Digging further into Bragg’s plans reveals some truly radical proposals. First, Bragg will immediately begin de-prosecuting certain offenses, refusing to punish violations of certain duly enacted criminal laws. These include resisting arrest, trespassing, fare evasion, marijuana possession, driving with a suspended license, and any traffic violation. Manhattan apparently must accept disorder on the sidewalks, streets, and subways; and the police must prepare for resistance at every arrest.
For those offenses that are prosecuted, Bragg announced plans to allow just about every offender to walk free the same day. “Non-incarceration is the outcome for every case except those with charges of homicide or the death of a victim, a class B violent felony in which a deadly weapon causes serious physical injury, or felony sex offenses,” his campaign materials read. Will offenders who shoot at people and miss, armed robbers who display a gun but do not fire it, drug dealers, and felons in possession of firearms all be released the same day they are arrested? Bragg proposes the same non-incarceration matrix for both bail and criminal convictions.

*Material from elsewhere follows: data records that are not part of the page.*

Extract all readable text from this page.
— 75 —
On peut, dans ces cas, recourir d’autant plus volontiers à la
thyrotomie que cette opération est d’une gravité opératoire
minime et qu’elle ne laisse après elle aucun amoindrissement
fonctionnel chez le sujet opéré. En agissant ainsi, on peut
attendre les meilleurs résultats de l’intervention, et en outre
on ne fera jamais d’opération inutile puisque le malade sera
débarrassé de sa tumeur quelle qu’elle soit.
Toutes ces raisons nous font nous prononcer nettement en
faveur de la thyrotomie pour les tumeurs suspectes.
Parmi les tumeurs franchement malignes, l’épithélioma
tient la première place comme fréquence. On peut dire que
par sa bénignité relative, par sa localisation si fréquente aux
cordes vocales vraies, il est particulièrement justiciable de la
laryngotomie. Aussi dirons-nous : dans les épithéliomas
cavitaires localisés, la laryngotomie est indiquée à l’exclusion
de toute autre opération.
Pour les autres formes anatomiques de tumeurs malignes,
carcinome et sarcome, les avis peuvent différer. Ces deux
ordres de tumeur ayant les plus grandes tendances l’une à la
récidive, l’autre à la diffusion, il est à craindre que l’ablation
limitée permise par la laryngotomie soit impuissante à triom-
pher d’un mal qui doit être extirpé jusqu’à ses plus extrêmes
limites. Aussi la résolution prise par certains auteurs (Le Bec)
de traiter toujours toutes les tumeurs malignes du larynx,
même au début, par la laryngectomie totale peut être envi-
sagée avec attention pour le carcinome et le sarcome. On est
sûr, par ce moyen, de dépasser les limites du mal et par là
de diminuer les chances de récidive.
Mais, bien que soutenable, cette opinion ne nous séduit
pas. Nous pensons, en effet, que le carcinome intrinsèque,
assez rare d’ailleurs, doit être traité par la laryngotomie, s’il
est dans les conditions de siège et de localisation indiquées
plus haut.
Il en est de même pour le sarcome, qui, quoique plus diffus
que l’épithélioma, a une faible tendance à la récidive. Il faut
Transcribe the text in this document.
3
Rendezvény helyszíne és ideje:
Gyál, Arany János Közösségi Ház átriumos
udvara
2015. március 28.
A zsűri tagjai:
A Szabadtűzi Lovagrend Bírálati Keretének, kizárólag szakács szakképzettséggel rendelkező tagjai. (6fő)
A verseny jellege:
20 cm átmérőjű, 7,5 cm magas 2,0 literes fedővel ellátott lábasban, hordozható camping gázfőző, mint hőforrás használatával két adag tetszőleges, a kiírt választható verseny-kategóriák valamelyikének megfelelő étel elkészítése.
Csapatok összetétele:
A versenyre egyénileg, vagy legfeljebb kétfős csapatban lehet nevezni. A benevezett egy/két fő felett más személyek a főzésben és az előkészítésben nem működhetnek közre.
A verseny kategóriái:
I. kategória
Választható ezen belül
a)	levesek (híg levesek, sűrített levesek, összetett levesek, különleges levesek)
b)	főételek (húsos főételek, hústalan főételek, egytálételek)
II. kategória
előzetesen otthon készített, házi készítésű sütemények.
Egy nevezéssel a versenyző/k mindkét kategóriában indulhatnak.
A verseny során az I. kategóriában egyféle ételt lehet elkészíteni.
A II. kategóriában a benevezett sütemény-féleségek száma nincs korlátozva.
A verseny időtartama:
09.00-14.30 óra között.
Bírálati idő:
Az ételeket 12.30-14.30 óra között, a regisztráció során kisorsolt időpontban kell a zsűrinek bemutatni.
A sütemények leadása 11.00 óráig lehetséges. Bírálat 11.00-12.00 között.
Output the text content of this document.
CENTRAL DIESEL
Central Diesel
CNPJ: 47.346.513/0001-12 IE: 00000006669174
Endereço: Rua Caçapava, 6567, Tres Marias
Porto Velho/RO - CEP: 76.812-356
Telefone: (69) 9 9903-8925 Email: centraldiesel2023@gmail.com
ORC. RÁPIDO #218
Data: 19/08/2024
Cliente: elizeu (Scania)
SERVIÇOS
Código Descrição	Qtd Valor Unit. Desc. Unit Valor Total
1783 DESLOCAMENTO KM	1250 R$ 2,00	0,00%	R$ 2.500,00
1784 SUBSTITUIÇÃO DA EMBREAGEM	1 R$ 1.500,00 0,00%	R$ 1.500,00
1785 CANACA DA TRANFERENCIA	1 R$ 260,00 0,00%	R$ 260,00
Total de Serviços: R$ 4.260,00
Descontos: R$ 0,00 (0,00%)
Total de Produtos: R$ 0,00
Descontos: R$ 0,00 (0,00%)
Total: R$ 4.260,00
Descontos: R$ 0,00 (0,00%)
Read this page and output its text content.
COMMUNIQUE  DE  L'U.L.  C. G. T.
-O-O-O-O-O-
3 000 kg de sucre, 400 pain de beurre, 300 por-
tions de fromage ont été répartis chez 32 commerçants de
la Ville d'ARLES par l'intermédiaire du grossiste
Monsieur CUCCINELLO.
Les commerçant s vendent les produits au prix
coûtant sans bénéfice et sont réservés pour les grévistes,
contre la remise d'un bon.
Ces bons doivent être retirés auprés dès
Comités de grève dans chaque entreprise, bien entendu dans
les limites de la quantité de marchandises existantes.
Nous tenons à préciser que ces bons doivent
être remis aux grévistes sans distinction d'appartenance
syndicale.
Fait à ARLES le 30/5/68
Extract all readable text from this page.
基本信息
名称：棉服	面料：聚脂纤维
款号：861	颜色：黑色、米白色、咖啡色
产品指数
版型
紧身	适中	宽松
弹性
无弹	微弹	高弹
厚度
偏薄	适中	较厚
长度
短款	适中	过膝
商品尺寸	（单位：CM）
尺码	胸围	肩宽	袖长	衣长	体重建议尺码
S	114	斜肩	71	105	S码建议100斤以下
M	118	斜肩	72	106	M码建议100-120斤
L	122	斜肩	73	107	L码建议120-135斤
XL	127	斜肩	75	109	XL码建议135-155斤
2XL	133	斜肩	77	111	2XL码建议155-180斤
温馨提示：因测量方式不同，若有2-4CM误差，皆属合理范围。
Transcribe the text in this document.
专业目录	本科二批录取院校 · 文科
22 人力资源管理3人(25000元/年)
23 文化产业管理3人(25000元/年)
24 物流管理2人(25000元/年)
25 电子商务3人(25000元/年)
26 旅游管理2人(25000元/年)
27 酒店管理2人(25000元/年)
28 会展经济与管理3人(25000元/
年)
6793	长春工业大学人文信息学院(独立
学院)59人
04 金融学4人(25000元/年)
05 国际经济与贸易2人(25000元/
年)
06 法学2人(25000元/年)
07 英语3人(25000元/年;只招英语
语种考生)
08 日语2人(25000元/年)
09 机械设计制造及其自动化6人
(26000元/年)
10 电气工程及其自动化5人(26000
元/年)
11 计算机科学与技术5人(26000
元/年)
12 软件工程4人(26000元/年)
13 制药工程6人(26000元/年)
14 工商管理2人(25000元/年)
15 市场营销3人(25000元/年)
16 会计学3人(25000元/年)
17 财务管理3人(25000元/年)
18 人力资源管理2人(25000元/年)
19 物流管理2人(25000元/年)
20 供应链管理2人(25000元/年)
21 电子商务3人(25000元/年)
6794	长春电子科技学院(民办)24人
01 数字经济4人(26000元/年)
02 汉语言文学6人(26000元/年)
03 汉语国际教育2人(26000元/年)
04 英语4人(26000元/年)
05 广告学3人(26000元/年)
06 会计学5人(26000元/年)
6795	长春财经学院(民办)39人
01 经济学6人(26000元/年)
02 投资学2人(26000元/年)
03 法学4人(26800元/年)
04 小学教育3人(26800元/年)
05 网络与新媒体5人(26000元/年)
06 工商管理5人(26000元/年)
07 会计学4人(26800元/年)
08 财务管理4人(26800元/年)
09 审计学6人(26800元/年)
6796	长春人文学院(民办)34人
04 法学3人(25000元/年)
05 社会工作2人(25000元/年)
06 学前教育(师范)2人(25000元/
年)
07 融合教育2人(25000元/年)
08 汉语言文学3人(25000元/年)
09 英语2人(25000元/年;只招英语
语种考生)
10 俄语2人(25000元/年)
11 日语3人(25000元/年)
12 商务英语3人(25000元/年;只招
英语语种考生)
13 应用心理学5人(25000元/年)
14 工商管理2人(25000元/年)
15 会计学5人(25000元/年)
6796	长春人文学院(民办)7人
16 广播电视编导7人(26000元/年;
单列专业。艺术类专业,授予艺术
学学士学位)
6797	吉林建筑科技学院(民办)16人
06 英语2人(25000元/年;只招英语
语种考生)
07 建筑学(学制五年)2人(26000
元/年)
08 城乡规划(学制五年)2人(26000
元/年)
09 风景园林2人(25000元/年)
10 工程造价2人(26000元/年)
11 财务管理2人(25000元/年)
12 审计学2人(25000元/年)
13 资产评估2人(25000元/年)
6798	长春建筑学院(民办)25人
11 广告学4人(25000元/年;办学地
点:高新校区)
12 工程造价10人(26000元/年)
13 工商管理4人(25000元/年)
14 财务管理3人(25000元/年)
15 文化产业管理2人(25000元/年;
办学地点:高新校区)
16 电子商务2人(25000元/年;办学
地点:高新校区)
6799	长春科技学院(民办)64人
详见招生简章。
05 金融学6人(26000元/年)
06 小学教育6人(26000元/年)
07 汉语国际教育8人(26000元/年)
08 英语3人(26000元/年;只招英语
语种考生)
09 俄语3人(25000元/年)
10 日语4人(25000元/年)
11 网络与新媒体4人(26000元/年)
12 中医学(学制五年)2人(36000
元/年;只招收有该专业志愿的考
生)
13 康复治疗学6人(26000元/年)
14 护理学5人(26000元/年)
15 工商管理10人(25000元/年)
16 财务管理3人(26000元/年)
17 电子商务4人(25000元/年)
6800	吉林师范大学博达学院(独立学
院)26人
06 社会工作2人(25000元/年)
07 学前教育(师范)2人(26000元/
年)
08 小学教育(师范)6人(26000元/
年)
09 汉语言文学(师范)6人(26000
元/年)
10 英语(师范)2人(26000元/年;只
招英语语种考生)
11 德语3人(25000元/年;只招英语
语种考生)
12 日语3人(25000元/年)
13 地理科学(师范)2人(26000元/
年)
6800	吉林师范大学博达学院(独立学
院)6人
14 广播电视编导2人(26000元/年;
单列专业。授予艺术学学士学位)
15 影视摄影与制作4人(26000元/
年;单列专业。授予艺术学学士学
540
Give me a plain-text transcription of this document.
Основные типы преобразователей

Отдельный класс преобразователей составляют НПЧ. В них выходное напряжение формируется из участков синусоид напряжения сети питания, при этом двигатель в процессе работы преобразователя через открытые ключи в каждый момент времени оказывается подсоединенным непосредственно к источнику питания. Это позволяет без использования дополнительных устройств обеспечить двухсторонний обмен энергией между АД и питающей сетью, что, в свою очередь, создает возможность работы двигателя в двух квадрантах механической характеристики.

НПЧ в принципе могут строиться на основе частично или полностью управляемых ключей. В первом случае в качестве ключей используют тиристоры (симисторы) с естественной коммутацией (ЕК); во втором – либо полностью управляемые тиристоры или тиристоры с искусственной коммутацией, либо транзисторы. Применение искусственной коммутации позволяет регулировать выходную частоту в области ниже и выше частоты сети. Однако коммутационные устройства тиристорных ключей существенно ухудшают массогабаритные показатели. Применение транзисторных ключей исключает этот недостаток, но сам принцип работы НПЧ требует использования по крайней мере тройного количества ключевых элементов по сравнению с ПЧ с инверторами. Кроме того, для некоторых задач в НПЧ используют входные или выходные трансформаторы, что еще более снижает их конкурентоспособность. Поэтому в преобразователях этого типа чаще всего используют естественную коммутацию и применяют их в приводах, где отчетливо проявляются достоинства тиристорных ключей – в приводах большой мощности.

Bragg tops off these detailed proposals with the usual progressive mantra of ending mass incarceration, curtailing racial disparities in the criminal justice system, and cracking down on police misconduct. He also pledges to hire as a member of his senior staff a public defender who “will oversee implementation of new policies relating to declination and diversion, alternatives to incarceration, reentry, and restorative justice.” It is unclear why a prosecutor is not qualified to handle those duties.
As with most candidates, the devil is in the details. Bragg boasts an impressive life story and résumé. His experience may lead him to get down to the serious business of restoring peace and order to the city. But certain details of his policies sound suspiciously like the formula that has led to needless death and disorder in other progressive cities.